While the scale of oversea migration from Lebanon to Cyprus remains relatively limited compared to other Mediterranean routes, the number of would-be migrants attempting the crossing has surged since Lebanon fell into an ongoing economic and political crisis beginning in late 2019.

According to data provided by the United Nations Refugee Agency (UNHCR), some 1,162 migrants — the vast majority of them Syrian refugees, with smaller numbers of Lebanese citizens, Palestinian refugees and other nationalities — attempted to reach Cyprus by sea from Lebanon between January 2020 and the beginning of June 2021, with 414 of those departing in 2021.
By comparison, a total of 290 people were recorded as attempting the journey in 2019 and 490 in 2018. In terms of the number of boats departing, there were 17 vessels recorded in 2019 and 21 in 2018, while in the period of July to October 2020 alone, some 30 boat departures from Lebanon were reported.

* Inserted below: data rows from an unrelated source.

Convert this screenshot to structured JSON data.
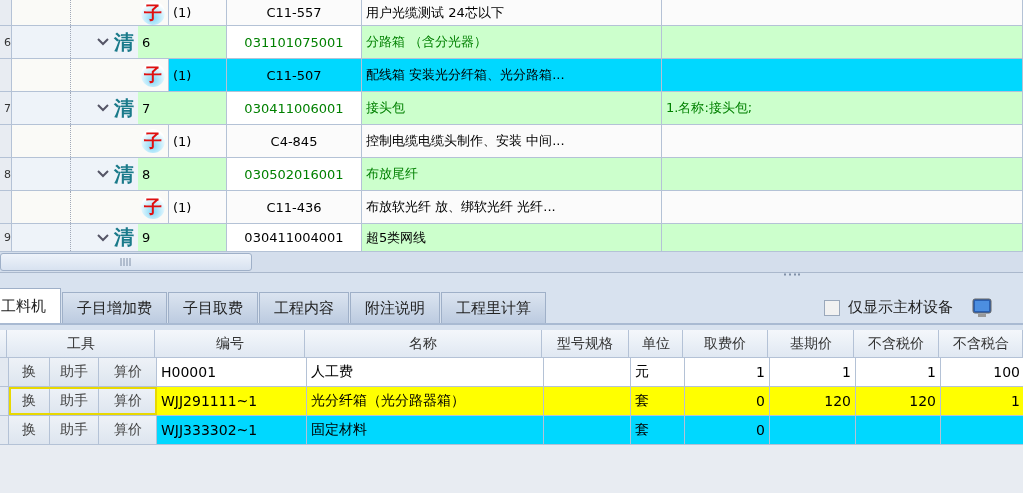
{
  "tree_rows": [
    {
      "kind": "sub",
      "badge": "子",
      "index": "(1)",
      "code": "C11-557",
      "name": "用户光缆测试 24芯以下",
      "description": "",
      "selected": false
    },
    {
      "kind": "item",
      "row_number": "6",
      "badge": "清",
      "index": "6",
      "code": "031101075001",
      "name": "分路箱  （含分光器）",
      "description": "",
      "color": "#008000",
      "selected": false
    },
    {
      "kind": "sub",
      "badge": "子",
      "index": "(1)",
      "code": "C11-507",
      "name": "配线箱 安装光分纤箱、光分路箱...",
      "description": "",
      "selected": true
    },
    {
      "kind": "item",
      "row_number": "7",
      "badge": "清",
      "index": "7",
      "code": "030411006001",
      "name": "接头包",
      "description": "1.名称:接头包;",
      "color": "#008000",
      "selected": false
    },
    {
      "kind": "sub",
      "badge": "子",
      "index": "(1)",
      "code": "C4-845",
      "name": "控制电缆电缆头制作、安装 中间...",
      "description": "",
      "selected": false
    },
    {
      "kind": "item",
      "row_number": "8",
      "badge": "清",
      "index": "8",
      "code": "030502016001",
      "name": "布放尾纤",
      "description": "",
      "color": "#008000",
      "selected": false
    },
    {
      "kind": "sub",
      "badge": "子",
      "index": "(1)",
      "code": "C11-436",
      "name": "布放软光纤 放、绑软光纤 光纤...",
      "description": "",
      "selected": false
    },
    {
      "kind": "item",
      "row_number": "9",
      "badge": "清",
      "index": "9",
      "code": "030411004001",
      "name": "超5类网线",
      "description": "",
      "color": "#000000",
      "selected": false
    }
  ],
  "tabs": [
    {
      "label": "工料机",
      "selected": true
    },
    {
      "label": "子目增加费",
      "selected": false
    },
    {
      "label": "子目取费",
      "selected": false
    },
    {
      "label": "工程内容",
      "selected": false
    },
    {
      "label": "附注说明",
      "selected": false
    },
    {
      "label": "工程里计算",
      "selected": false
    }
  ],
  "main_material_only": {
    "label": "仅显示主材设备",
    "checked": false
  },
  "table": {
    "tools_header": "工具",
    "columns": [
      "编号",
      "名称",
      "型号规格",
      "单位",
      "取费价",
      "基期价",
      "不含税价",
      "不含税合"
    ],
    "rows": [
      {
        "tools": [
          "换",
          "助手",
          "算价"
        ],
        "cells": [
          "H00001",
          "人工费",
          "",
          "元",
          "1",
          "1",
          "1",
          "100"
        ],
        "highlighted": false,
        "selected": false
      },
      {
        "tools": [
          "换",
          "助手",
          "算价"
        ],
        "cells": [
          "WJJ291111~1",
          "光分纤箱（光分路器箱）",
          "",
          "套",
          "0",
          "120",
          "120",
          "1"
        ],
        "highlighted": true,
        "selected": false
      },
      {
        "tools": [
          "换",
          "助手",
          "算价"
        ],
        "cells": [
          "WJJ333302~1",
          "固定材料",
          "",
          "套",
          "0",
          "",
          "",
          ""
        ],
        "highlighted": false,
        "selected": true
      }
    ]
  }
}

While the numbers attempting the sea crossing have increased, the majority of would-be migrants did not make it to Cyprus: of those who have departed since January 2020, UNHCR reports reveal that only about one-third of them had successfully landed. The others were either intercepted by Lebanese authorities before reaching international waters, turned back by Cypriot authorities, drifted to Syria, or ran into trouble and were rescued at sea. Thirteen people died trying to make the journey.

A Long-standing Issue

While the numbers have grown over the past two years, human smuggling from Lebanon is not a new phenomenon. At least as far back as 1999, Cypriot authorities were complaining of migrants entering the country illegally by sea from Lebanon.

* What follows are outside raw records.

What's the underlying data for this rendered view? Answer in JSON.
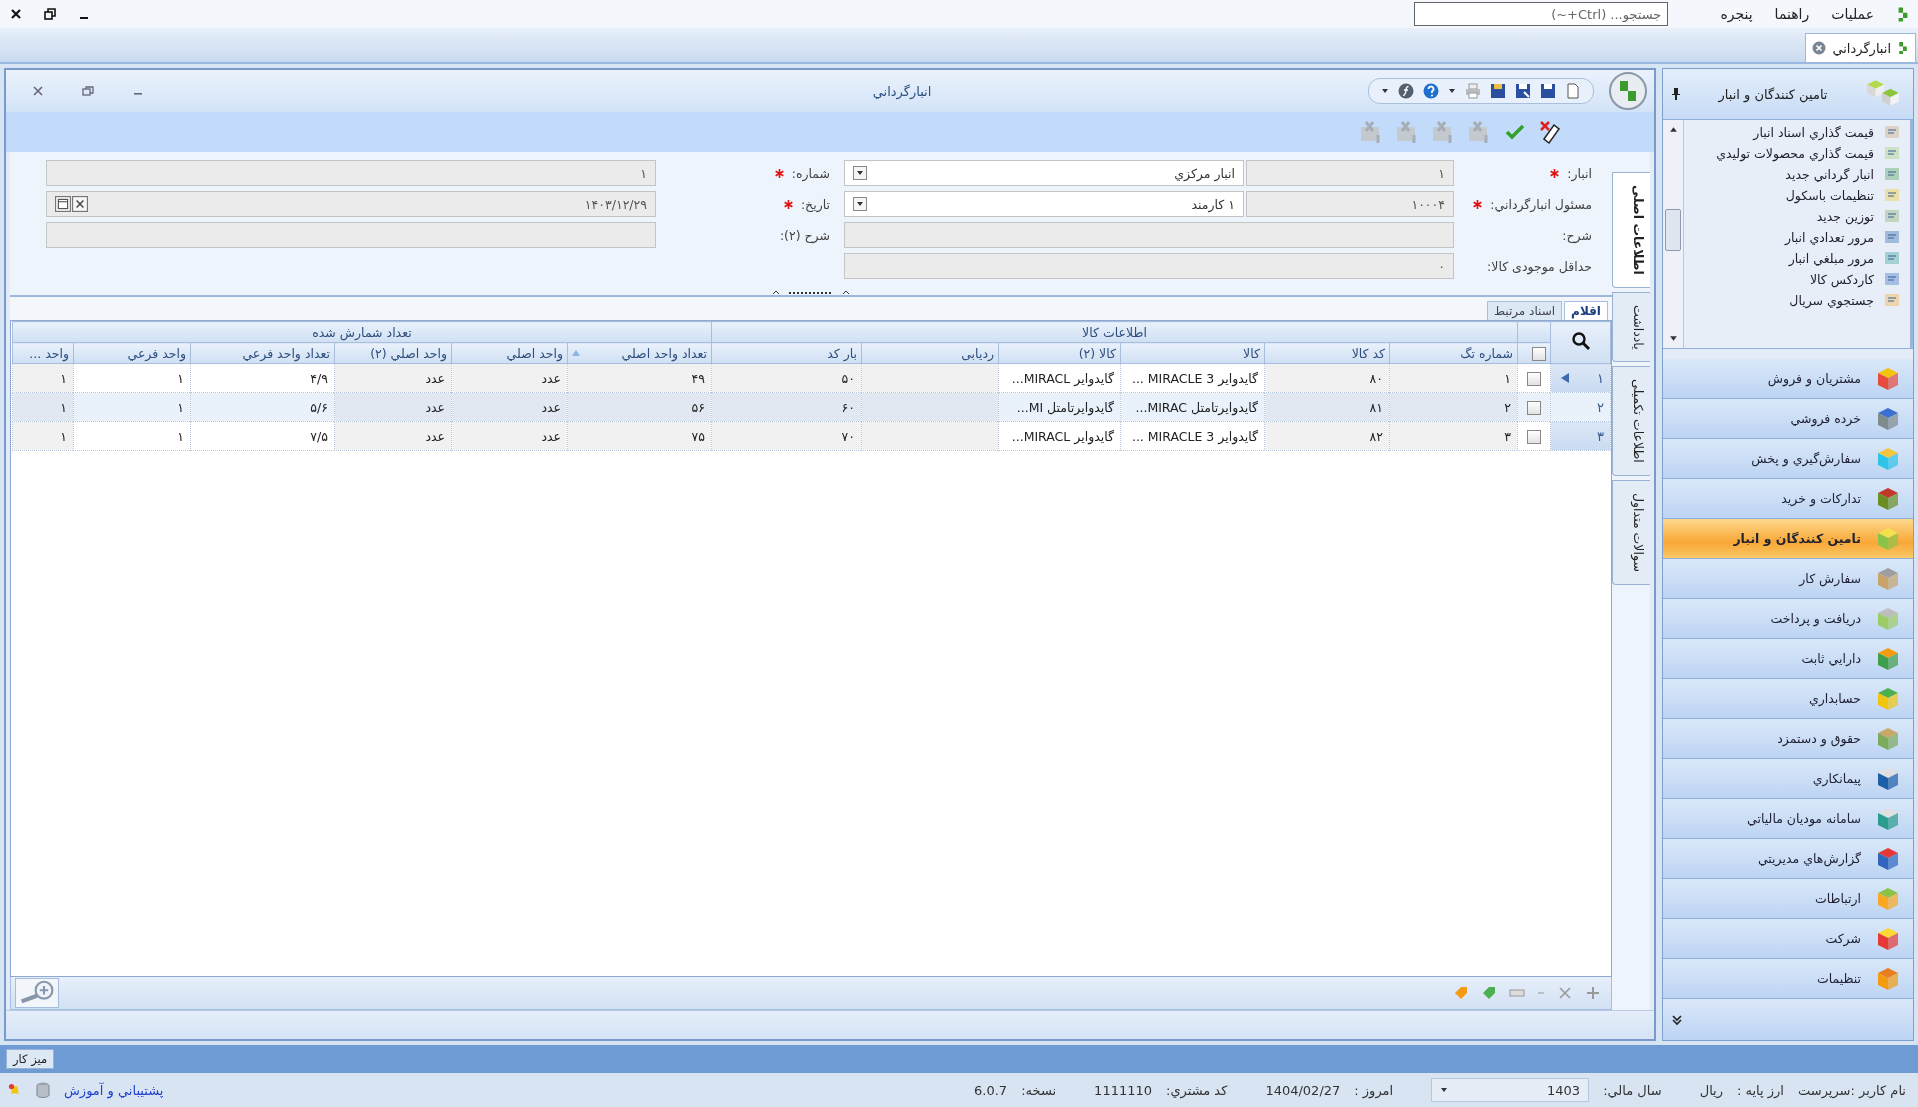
{
  "menu_bar": {
    "items": [
      {
        "label": "عملیات"
      },
      {
        "label": "راهنما"
      },
      {
        "label": "پنجره"
      }
    ],
    "search": {
      "placeholder": "جستجو... (Ctrl+~)"
    }
  },
  "document_tabs": [
    {
      "label": "انبارگرداني",
      "selected": true
    }
  ],
  "window": {
    "title": "انبارگرداني"
  },
  "form": {
    "right_fields": [
      {
        "label": "انبار:",
        "required": true,
        "kind": "lookup",
        "code": "۱",
        "value": "انبار مرکزي"
      },
      {
        "label": "مسئول انبارگرداني:",
        "required": true,
        "kind": "lookup",
        "code": "۱۰۰۰۴",
        "value": "۱ کارمند"
      },
      {
        "label": "شرح:",
        "required": false,
        "kind": "text"
      },
      {
        "label": "حداقل موجودی کالا:",
        "required": false,
        "kind": "text",
        "value": "۰"
      }
    ],
    "left_fields": [
      {
        "label": "شماره:",
        "required": true,
        "kind": "text",
        "value": "۱"
      },
      {
        "label": "تاریخ:",
        "required": true,
        "kind": "date",
        "value": "۱۴۰۳/۱۲/۲۹"
      },
      {
        "label": "شرح (۲):",
        "required": false,
        "kind": "text"
      }
    ]
  },
  "side_tabs": [
    {
      "label": "اطلاعات اصلی",
      "selected": true
    },
    {
      "label": "یادداشت",
      "selected": false
    },
    {
      "label": "اطلاعات تکمیلی",
      "selected": false
    },
    {
      "label": "سوالات متداول",
      "selected": false
    }
  ],
  "detail_tabs": [
    {
      "label": "اقلام",
      "selected": true
    },
    {
      "label": "اسناد مرتبط",
      "selected": false
    }
  ],
  "grid": {
    "select_all_checked": false,
    "column_groups": [
      {
        "label": "اطلاعات کالا",
        "columns": [
          {
            "label": "شماره تگ",
            "sorted": false
          },
          {
            "label": "کد کالا",
            "sorted": false
          },
          {
            "label": "کالا",
            "sorted": false
          },
          {
            "label": "کالا (۲)",
            "sorted": false
          },
          {
            "label": "ردیابی",
            "sorted": false
          },
          {
            "label": "بار کد",
            "sorted": false
          }
        ]
      },
      {
        "label": "تعداد شمارش شده",
        "columns": [
          {
            "label": "تعداد واحد اصلي",
            "sorted": true
          },
          {
            "label": "واحد اصلي",
            "sorted": false
          },
          {
            "label": "واحد اصلي (۲)",
            "sorted": false
          },
          {
            "label": "تعداد واحد فرعي",
            "sorted": false
          },
          {
            "label": "واحد فرعي",
            "sorted": false
          },
          {
            "label": "واحد ...",
            "sorted": false
          }
        ]
      }
    ],
    "rows": [
      {
        "number": "۱",
        "selected": true,
        "checked": false,
        "cells": [
          "۱",
          "۸۰",
          "گایدوایر MIRACLE 3 ...",
          "گایدوایر MIRACL...",
          null,
          "۵۰",
          "۴۹",
          "عدد",
          "عدد",
          "۴/۹",
          "۱",
          "۱"
        ]
      },
      {
        "number": "۲",
        "selected": false,
        "checked": false,
        "cells": [
          "۲",
          "۸۱",
          "گایدوایرتامتل MIRAC...",
          "گایدوایرتامتل MI...",
          null,
          "۶۰",
          "۵۶",
          "عدد",
          "عدد",
          "۵/۶",
          "۱",
          "۱"
        ]
      },
      {
        "number": "۳",
        "selected": false,
        "checked": false,
        "cells": [
          "۳",
          "۸۲",
          "گایدوایر MIRACLE 3 ...",
          "گایدوایر MIRACL...",
          null,
          "۷۰",
          "۷۵",
          "عدد",
          "عدد",
          "۷/۵",
          "۱",
          "۱"
        ]
      }
    ]
  },
  "sidebar": {
    "title": "تامین کنندگان و انبار",
    "links": [
      {
        "label": "قیمت گذاري اسناد انبار"
      },
      {
        "label": "قیمت گذاري محصولات توليدي"
      },
      {
        "label": "انبار گرداني جديد"
      },
      {
        "label": "تنظيمات باسکول"
      },
      {
        "label": "توزين جديد"
      },
      {
        "label": "مرور تعدادي انبار"
      },
      {
        "label": "مرور مبلغي انبار"
      },
      {
        "label": "کاردکس کالا"
      },
      {
        "label": "جستجوي سريال"
      }
    ],
    "modules": [
      {
        "label": "مشتريان و فروش",
        "selected": false
      },
      {
        "label": "خرده فروشي",
        "selected": false
      },
      {
        "label": "سفارش‌گيري و پخش",
        "selected": false
      },
      {
        "label": "تدارکات و خريد",
        "selected": false
      },
      {
        "label": "تامين کنندگان و انبار",
        "selected": true
      },
      {
        "label": "سفارش کار",
        "selected": false
      },
      {
        "label": "دريافت و پرداخت",
        "selected": false
      },
      {
        "label": "دارايي ثابت",
        "selected": false
      },
      {
        "label": "حسابداري",
        "selected": false
      },
      {
        "label": "حقوق و دستمزد",
        "selected": false
      },
      {
        "label": "پيمانکاري",
        "selected": false
      },
      {
        "label": "سامانه موديان مالياتي",
        "selected": false
      },
      {
        "label": "گزارش‌هاي مديريتي",
        "selected": false
      },
      {
        "label": "ارتباطات",
        "selected": false
      },
      {
        "label": "شرکت",
        "selected": false
      },
      {
        "label": "تنظيمات",
        "selected": false
      }
    ]
  },
  "taskbar": [
    {
      "label": "میز کار"
    }
  ],
  "status_bar": {
    "user": "نام کاربر :سرپرست",
    "base_currency_label": "ارز پایه :",
    "base_currency": "ریال",
    "fiscal_year_label": "سال مالي:",
    "fiscal_year": "1403",
    "today_label": "امروز :",
    "today": "1404/02/27",
    "customer_code_label": "کد مشتري:",
    "customer_code": "1111110",
    "version_label": "نسخه:",
    "version": "6.0.7",
    "support_link": "پشتيباني و آموزش"
  }
}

In the impoverished city of Tripoli in north Lebanon, in particular, young men and families have long seen the sea route as a way out of their circumstances, sometimes with tragic consequences. In 2018, five-year-old Khaled Nijmeh, the son of a Palestinian mother and Syrian father living in Lebanon, drowned after the overcrowded smuggler boat the family had boarded capsized en route from Lebanon to Cyprus.

While it is the stories of tragedy that usually make the news, last summer when I interviewed a number of young people in Tripoli who were contemplating the journey, all of them knew or had heard of people who had successfully made the journey to Europe via smuggling.

Some had even done it themselves, like 27-year-old Ahmad Harouq from Tripoli’s Bab al-Tabbaneh neighbourhood, who told me he had made his way to Europe in 2015. Rather than going via sea to Cyprus, Harouq had flown to Turkey and then bought a spot on a smuggler vessel headed to Greece. From there, he said, he had gone overland to Germany and finally Sweden. There, he applied for asylum but was eventually rejected and sent back to Lebanon. Despite that experience, Harouq said he was thinking of trying again, possibly by way of Cyprus.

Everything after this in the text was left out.